House Republicans, meanwhile, haven’t yet come up with a position on the issue, aides said.

Still, J.D. Foster, a senior analyst at the Heritage Foundation, wrote last week that Congress and the White House should act quickly to prevent all of the tax hikes — including the payroll tax cut.

“In 2011 and in 2012, President Obama made a big deal demanding that congressional Republicans cooperate in preventing the same payroll tax jump then. What’s changed? Certainly not the unemployment rate, and certainly not the state of family finances,” he wrote in a blog post. Foster said in an interview that while payroll tax cuts aren’t the best for economic growth, they are important to working families.

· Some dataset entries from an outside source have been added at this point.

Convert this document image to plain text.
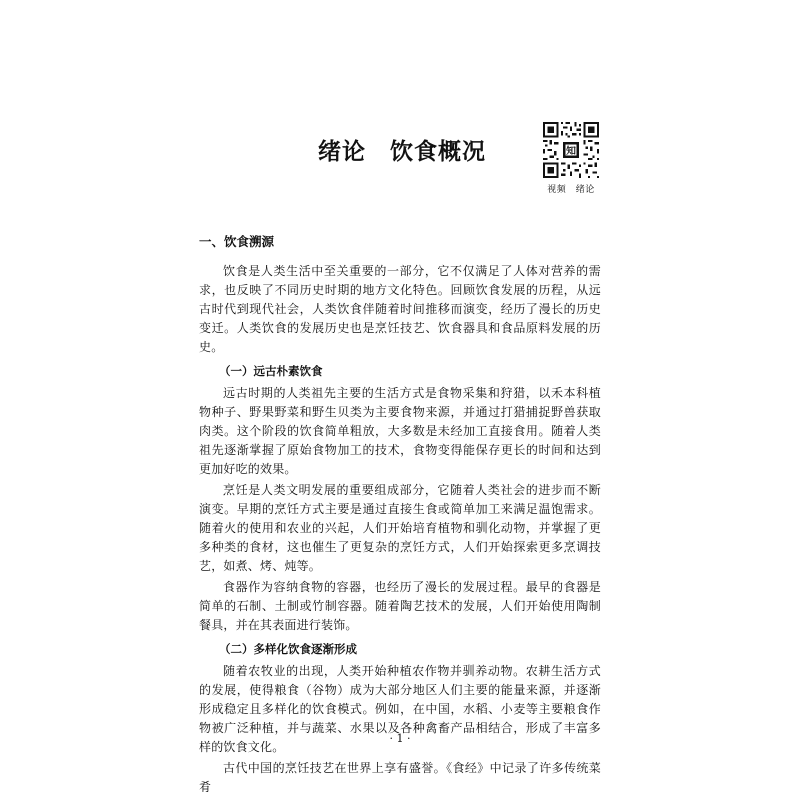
绪论　饮食概况	知
视频　绪论
一、饮食溯源

饮食是人类生活中至关重要的一部分，它不仅满足了人体对营养的需求，也反映了不同历史时期的地方文化特色。回顾饮食发展的历程，从远古时代到现代社会，人类饮食伴随着时间推移而演变，经历了漫长的历史变迁。人类饮食的发展历史也是烹饪技艺、饮食器具和食品原料发展的历史。

（一）远古朴素饮食

远古时期的人类祖先主要的生活方式是食物采集和狩猎，以禾本科植物种子、野果野菜和野生贝类为主要食物来源，并通过打猎捕捉野兽获取肉类。这个阶段的饮食简单粗放，大多数是未经加工直接食用。随着人类祖先逐渐掌握了原始食物加工的技术，食物变得能保存更长的时间和达到更加好吃的效果。

烹饪是人类文明发展的重要组成部分，它随着人类社会的进步而不断演变。早期的烹饪方式主要是通过直接生食或简单加工来满足温饱需求。随着火的使用和农业的兴起，人们开始培育植物和驯化动物，并掌握了更多种类的食材，这也催生了更复杂的烹饪方式，人们开始探索更多烹调技艺，如煮、烤、炖等。

食器作为容纳食物的容器，也经历了漫长的发展过程。最早的食器是简单的石制、土制或竹制容器。随着陶艺技术的发展，人们开始使用陶制餐具，并在其表面进行装饰。

（二）多样化饮食逐渐形成

随着农牧业的出现，人类开始种植农作物并驯养动物。农耕生活方式的发展，使得粮食（谷物）成为大部分地区人们主要的能量来源，并逐渐形成稳定且多样化的饮食模式。例如，在中国，水稻、小麦等主要粮食作物被广泛种植，并与蔬菜、水果以及各种禽畜产品相结合，形成了丰富多样的饮食文化。

古代中国的烹饪技艺在世界上享有盛誉。《食经》中记录了许多传统菜肴

· 1 ·
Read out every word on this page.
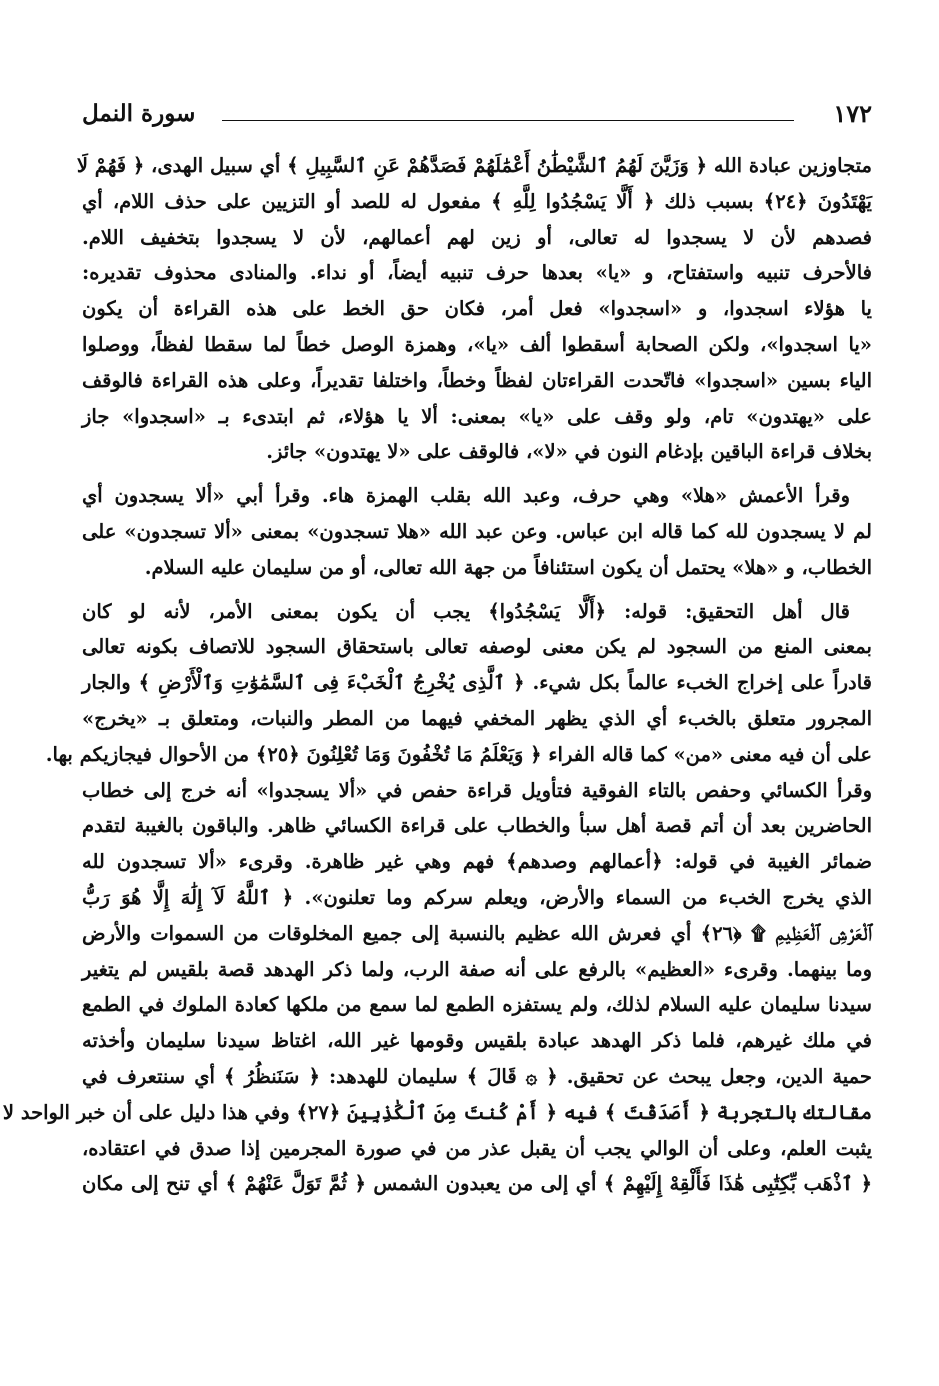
١٧٢
سورة النمل
متجاوزين عبادة الله ﴿ وَزَيَّنَ لَهُمُ ٱلشَّيْطَٰنُ أَعْمَٰلَهُمْ فَصَدَّهُمْ عَنِ ٱلسَّبِيلِ ﴾ أي سبيل الهدى، ﴿ فَهُمْ لَا
يَهْتَدُونَ ﴿٢٤﴾ بسبب ذلك ﴿ أَلَّا يَسْجُدُوا لِلَّهِ ﴾ مفعول له للصد أو التزيين على حذف اللام، أي
فصدهم لأن لا يسجدوا له تعالى، أو زين لهم أعمالهم، لأن لا يسجدوا بتخفيف اللام.
فالأحرف تنبيه واستفتاح، و «يا» بعدها حرف تنبيه أيضاً، أو نداء. والمنادى محذوف تقديره:
يا هؤلاء اسجدوا، و «اسجدوا» فعل أمر، فكان حق الخط على هذه القراءة أن يكون
«يا اسجدوا»، ولكن الصحابة أسقطوا ألف «يا»، وهمزة الوصل خطاً لما سقطا لفظاً، ووصلوا
الياء بسين «اسجدوا» فاتّحدت القراءتان لفظاً وخطاً، واختلفا تقديراً، وعلى هذه القراءة فالوقف
على «يهتدون» تام، ولو وقف على «يا» بمعنى: ألا يا هؤلاء، ثم ابتدىء بـ «اسجدوا» جاز
بخلاف قراءة الباقين بإدغام النون في «لا»، فالوقف على «لا يهتدون» جائز.
وقرأ الأعمش «هلا» وهي حرف، وعبد الله بقلب الهمزة هاء. وقرأ أبي «ألا يسجدون أي
لم لا يسجدون لله كما قاله ابن عباس. وعن عبد الله «هلا تسجدون» بمعنى «ألا تسجدون» على
الخطاب، و «هلا» يحتمل أن يكون استئنافاً من جهة الله تعالى، أو من سليمان عليه السلام.
قال أهل التحقيق: قوله: ﴿أَلَّا يَسْجُدُوا﴾ يجب أن يكون بمعنى الأمر، لأنه لو كان
بمعنى المنع من السجود لم يكن معنى لوصفه تعالى باستحقاق السجود للاتصاف بكونه تعالى
قادراً على إخراج الخبء عالماً بكل شيء. ﴿ ٱلَّذِى يُخْرِجُ ٱلْخَبْءَ فِى ٱلسَّمَٰوَٰتِ وَٱلْأَرْضِ ﴾ والجار
المجرور متعلق بالخبء أي الذي يظهر المخفي فيهما من المطر والنبات، ومتعلق بـ «يخرج»
على أن فيه معنى «من» كما قاله الفراء ﴿ وَيَعْلَمُ مَا تُخْفُونَ وَمَا تُعْلِنُونَ ﴿٢٥﴾ من الأحوال فيجازيكم بها.
وقرأ الكسائي وحفص بالتاء الفوقية فتأويل قراءة حفص في «ألا يسجدوا» أنه خرج إلى خطاب
الحاضرين بعد أن أتم قصة أهل سبأ والخطاب على قراءة الكسائي ظاهر. والباقون بالغيبة لتقدم
ضمائر الغيبة في قوله: ﴿أعمالهم وصدهم﴾ فهم وهي غير ظاهرة. وقرىء «ألا تسجدون لله
الذي يخرج الخبء من السماء والأرض، ويعلم سركم وما تعلنون». ﴿ ٱللَّهُ لَآ إِلَٰهَ إِلَّا هُوَ رَبُّ
ٱلْعَرْشِ ٱلْعَظِيمِ ۩ ﴿٢٦﴾ أي فعرش الله عظيم بالنسبة إلى جميع المخلوقات من السموات والأرض
وما بينهما. وقرىء «العظيم» بالرفع على أنه صفة الرب، ولما ذكر الهدهد قصة بلقيس لم يتغير
سيدنا سليمان عليه السلام لذلك، ولم يستفزه الطمع لما سمع من ملكها كعادة الملوك في الطمع
في ملك غيرهم، فلما ذكر الهدهد عبادة بلقيس وقومها غير الله، اغتاظ سيدنا سليمان وأخذته
حمية الدين، وجعل يبحث عن تحقيق. ﴿ ۞ قَالَ ﴾ سليمان للهدهد: ﴿ سَنَنظُرُ ﴾ أي سنتعرف في
مقالتك بالتجربة ﴿ أَصَدَقْتَ ﴾ فيه ﴿ أَمْ كُنتَ مِنَ ٱلْكَٰذِبِينَ ﴿٢٧﴾ وفي هذا دليل على أن خبر الواحد لا
يثبت العلم، وعلى أن الوالي يجب أن يقبل عذر من في صورة المجرمين إذا صدق في اعتقاده،
﴿ ٱذْهَب بِّكِتَٰبِى هَٰذَا فَأَلْقِهْ إِلَيْهِمْ ﴾ أي إلى من يعبدون الشمس ﴿ ثُمَّ تَوَلَّ عَنْهُمْ ﴾ أي تنح إلى مكان
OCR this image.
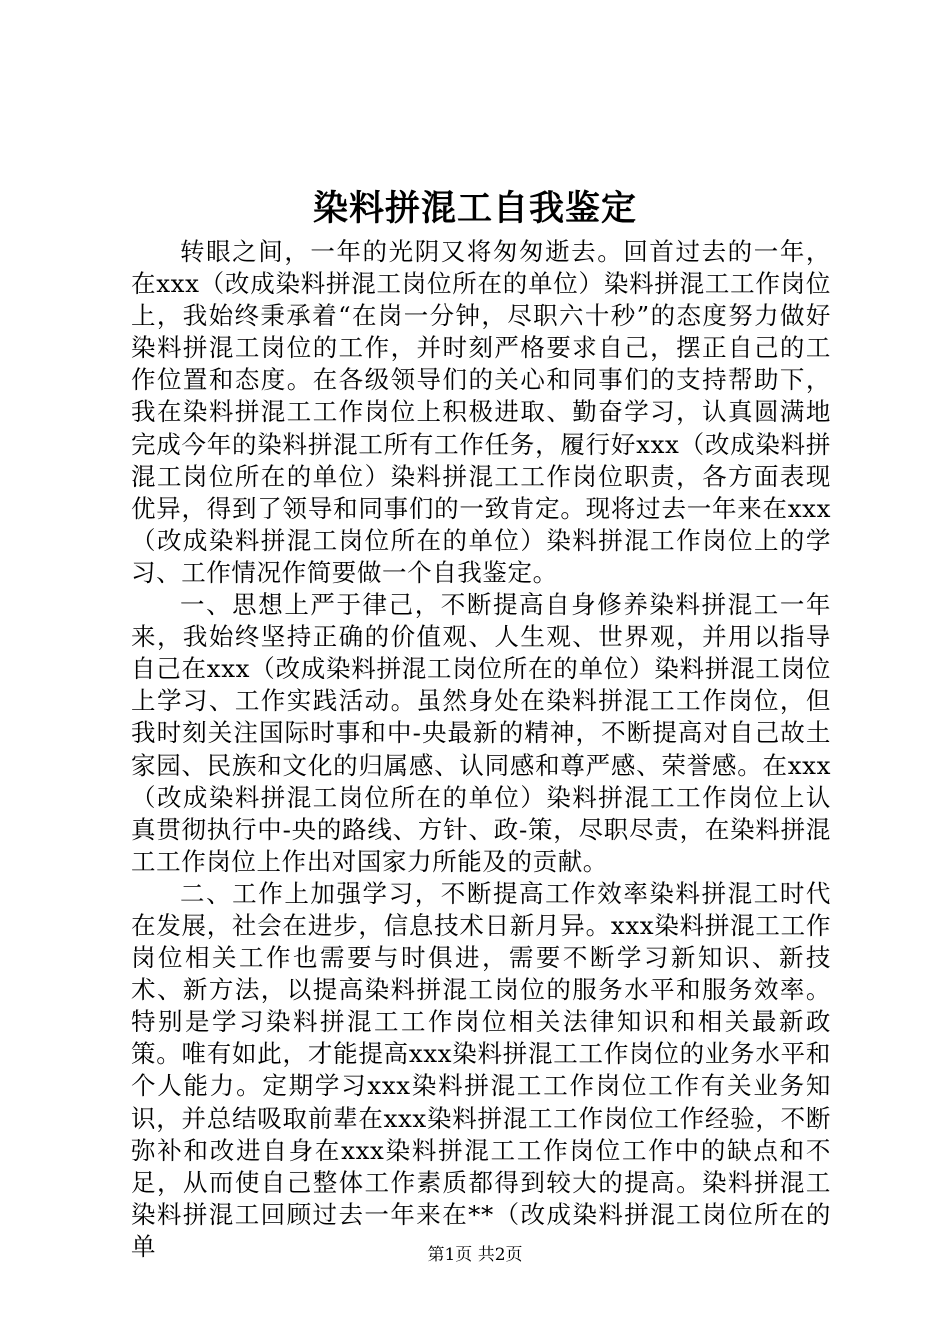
染料拼混工自我鉴定

转眼之间，一年的光阴又将匆匆逝去。回首过去的一年，在xxx（改成染料拼混工岗位所在的单位）染料拼混工工作岗位上，我始终秉承着“在岗一分钟，尽职六十秒”的态度努力做好染料拼混工岗位的工作，并时刻严格要求自己，摆正自己的工作位置和态度。在各级领导们的关心和同事们的支持帮助下，我在染料拼混工工作岗位上积极进取、勤奋学习，认真圆满地完成今年的染料拼混工所有工作任务，履行好xxx（改成染料拼混工岗位所在的单位）染料拼混工工作岗位职责，各方面表现优异，得到了领导和同事们的一致肯定。现将过去一年来在xxx（改成染料拼混工岗位所在的单位）染料拼混工作岗位上的学习、工作情况作简要做一个自我鉴定。

一、思想上严于律己，不断提高自身修养染料拼混工一年来，我始终坚持正确的价值观、人生观、世界观，并用以指导自己在xxx（改成染料拼混工岗位所在的单位）染料拼混工岗位上学习、工作实践活动。虽然身处在染料拼混工工作岗位，但我时刻关注国际时事和中-央最新的精神，不断提高对自己故土家园、民族和文化的归属感、认同感和尊严感、荣誉感。在xxx（改成染料拼混工岗位所在的单位）染料拼混工工作岗位上认真贯彻执行中-央的路线、方针、政-策，尽职尽责，在染料拼混工工作岗位上作出对国家力所能及的贡献。

二、工作上加强学习，不断提高工作效率染料拼混工时代在发展，社会在进步，信息技术日新月异。xxx染料拼混工工作岗位相关工作也需要与时俱进，需要不断学习新知识、新技术、新方法，以提高染料拼混工岗位的服务水平和服务效率。特别是学习染料拼混工工作岗位相关法律知识和相关最新政策。唯有如此，才能提高xxx染料拼混工工作岗位的业务水平和个人能力。定期学习xxx染料拼混工工作岗位工作有关业务知识，并总结吸取前辈在xxx染料拼混工工作岗位工作经验，不断弥补和改进自身在xxx染料拼混工工作岗位工作中的缺点和不足，从而使自己整体工作素质都得到较大的提高。染料拼混工染料拼混工回顾过去一年来在**（改成染料拼混工岗位所在的单	第1页 共2页
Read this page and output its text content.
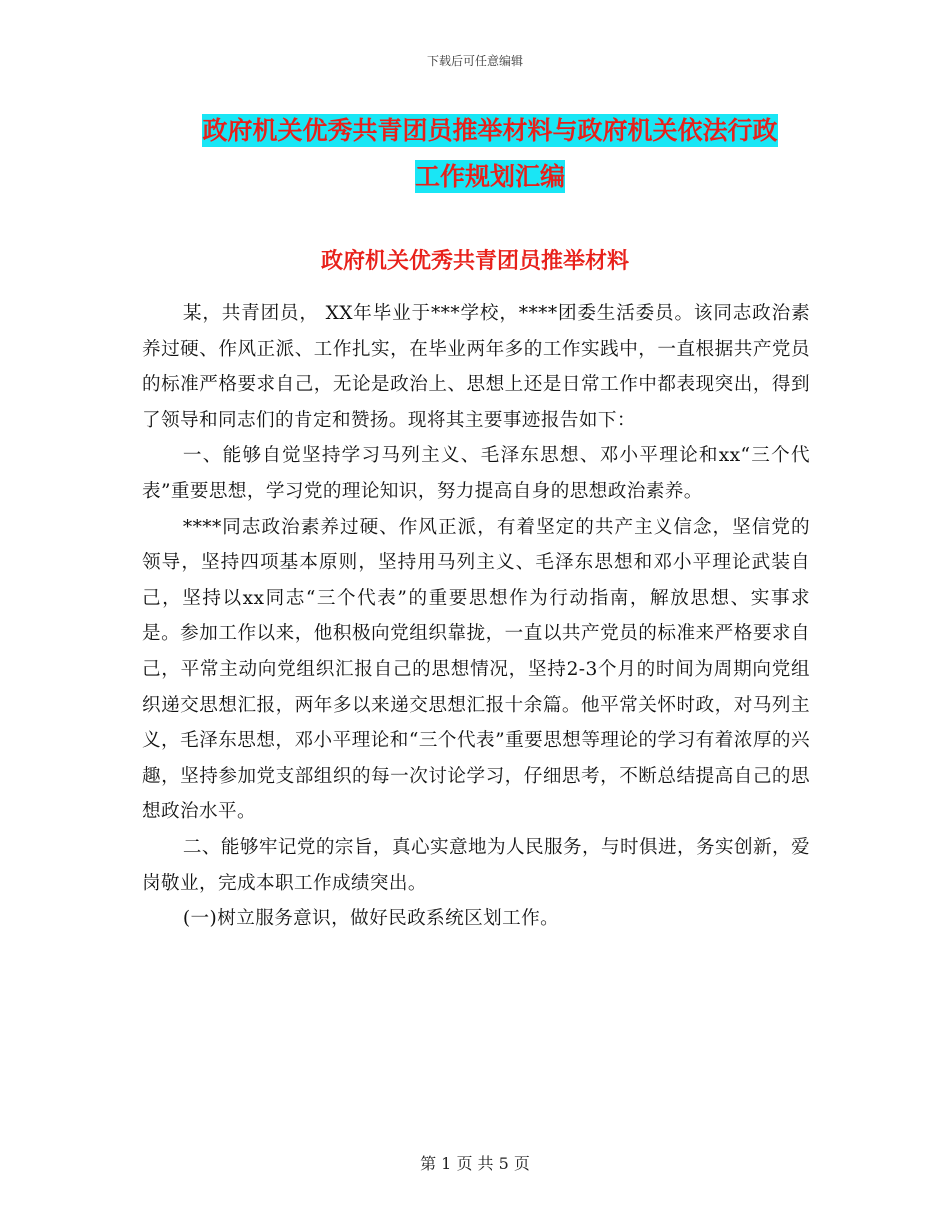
下载后可任意编辑
政府机关优秀共青团员推举材料与政府机关依法行政
工作规划汇编
政府机关优秀共青团员推举材料

某，共青团员， XX年毕业于***学校，****团委生活委员。该同志政治素养过硬、作风正派、工作扎实，在毕业两年多的工作实践中，一直根据共产党员的标准严格要求自己，无论是政治上、思想上还是日常工作中都表现突出，得到了领导和同志们的肯定和赞扬。现将其主要事迹报告如下：

一、能够自觉坚持学习马列主义、毛泽东思想、邓小平理论和xx“三个代表”重要思想，学习党的理论知识，努力提高自身的思想政治素养。

****同志政治素养过硬、作风正派，有着坚定的共产主义信念，坚信党的领导，坚持四项基本原则，坚持用马列主义、毛泽东思想和邓小平理论武装自己，坚持以xx同志“三个代表”的重要思想作为行动指南，解放思想、实事求是。参加工作以来，他积极向党组织靠拢，一直以共产党员的标准来严格要求自己，平常主动向党组织汇报自己的思想情况，坚持2-3个月的时间为周期向党组织递交思想汇报，两年多以来递交思想汇报十余篇。他平常关怀时政，对马列主义，毛泽东思想，邓小平理论和“三个代表”重要思想等理论的学习有着浓厚的兴趣，坚持参加党支部组织的每一次讨论学习，仔细思考，不断总结提高自己的思想政治水平。

二、能够牢记党的宗旨，真心实意地为人民服务，与时俱进，务实创新，爱岗敬业，完成本职工作成绩突出。

(一)树立服务意识，做好民政系统区划工作。

第 1 页 共 5 页
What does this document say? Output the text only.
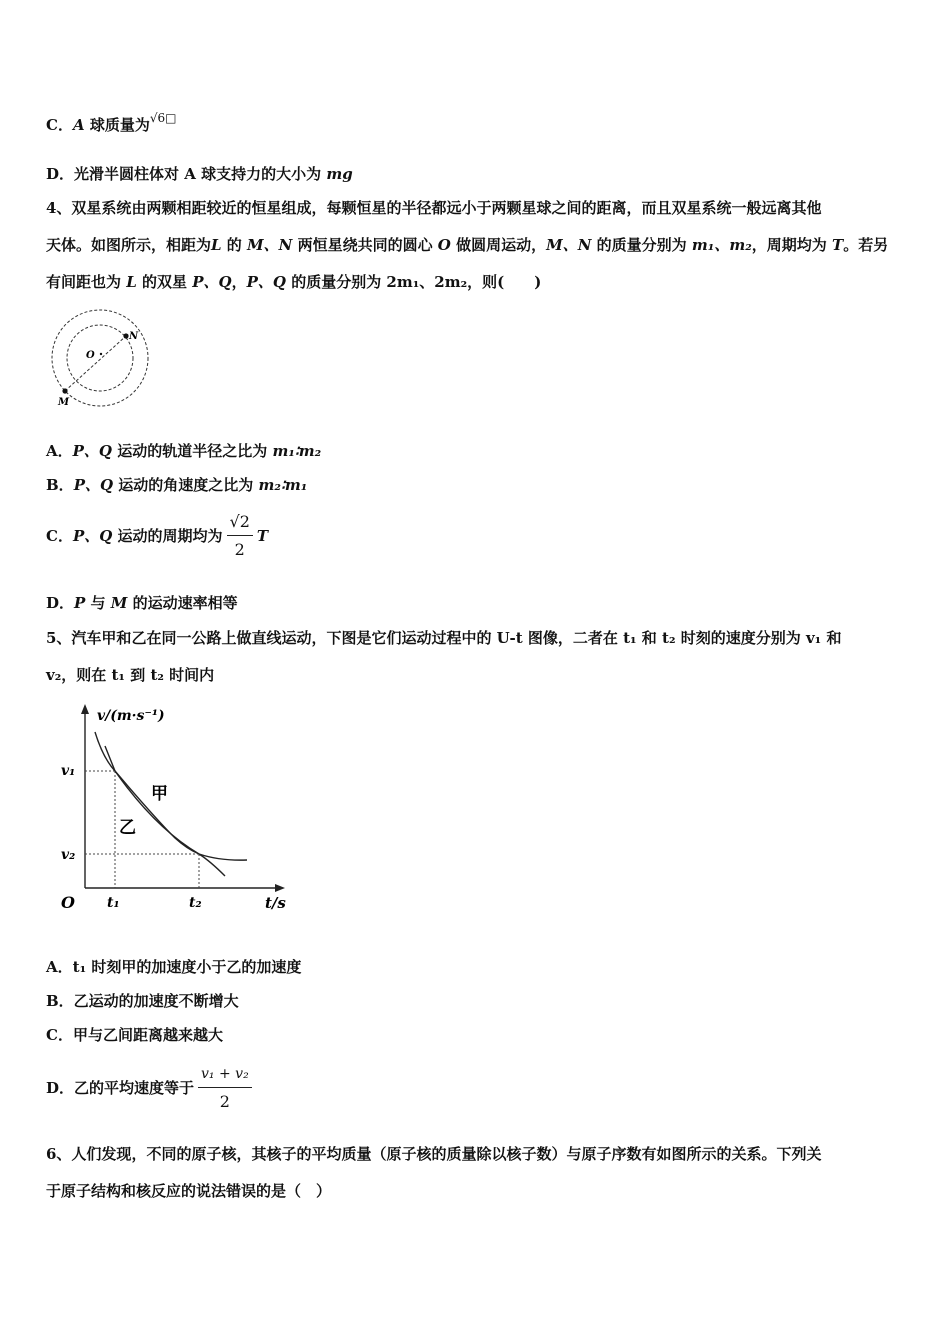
C．A 球质量为$^{√6□}$
D．光滑半圆柱体对 A 球支持力的大小为 mg
4、双星系统由两颗相距较近的恒星组成，每颗恒星的半径都远小于两颗星球之间的距离，而且双星系统一般远离其他
天体。如图所示，相距为L 的 M、N 两恒星绕共同的圆心 O 做圆周运动，M、N 的质量分别为 m₁、m₂，周期均为 T。若另
有间距也为 L 的双星 P、Q，P、Q 的质量分别为 2m₁、2m₂，则(　　)
O
N
M
A．P、Q 运动的轨道半径之比为 m₁∶m₂
B．P、Q 运动的角速度之比为 m₂∶m₁
C．P、Q 运动的周期均为 $\frac{√2}{2}$ T
D．P 与 M 的运动速率相等
5、汽车甲和乙在同一公路上做直线运动，下图是它们运动过程中的 U-t 图像，二者在 t₁ 和 t₂ 时刻的速度分别为 v₁ 和
v₂，则在 t₁ 到 t₂ 时间内
v/(m·s⁻¹)
t/s
O
v₁
v₂
t₁	t₂
甲
乙
A．t₁ 时刻甲的加速度小于乙的加速度
B．乙运动的加速度不断增大
C．甲与乙间距离越来越大
D．乙的平均速度等于 $\frac{\text{v₁ + v₂}}{2}$
6、人们发现，不同的原子核，其核子的平均质量（原子核的质量除以核子数）与原子序数有如图所示的关系。下列关
于原子结构和核反应的说法错误的是（　）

“If what you’re doing is trying to help working families, it’s hard to do better than a payroll tax cut,” he said, adding, “If what you’re trying to do is help the economy, it’s hard not to do better than a payroll tax cut.”

Foster figures that either Obama or the Republicans will propose the extension before the election, and the other side will quickly back it.

“I’m not sure why anybody running for election or re-election would want to run on allowing a big tax hike on the middle class,” he said.

Foster says Republicans generally don’t like the payroll tax cut as much as other tax cuts and are still smarting from the beating they took on the issue last year — but he suggested they should beat Obama to the punch this time.

“This is a no-brainer for them,” he said.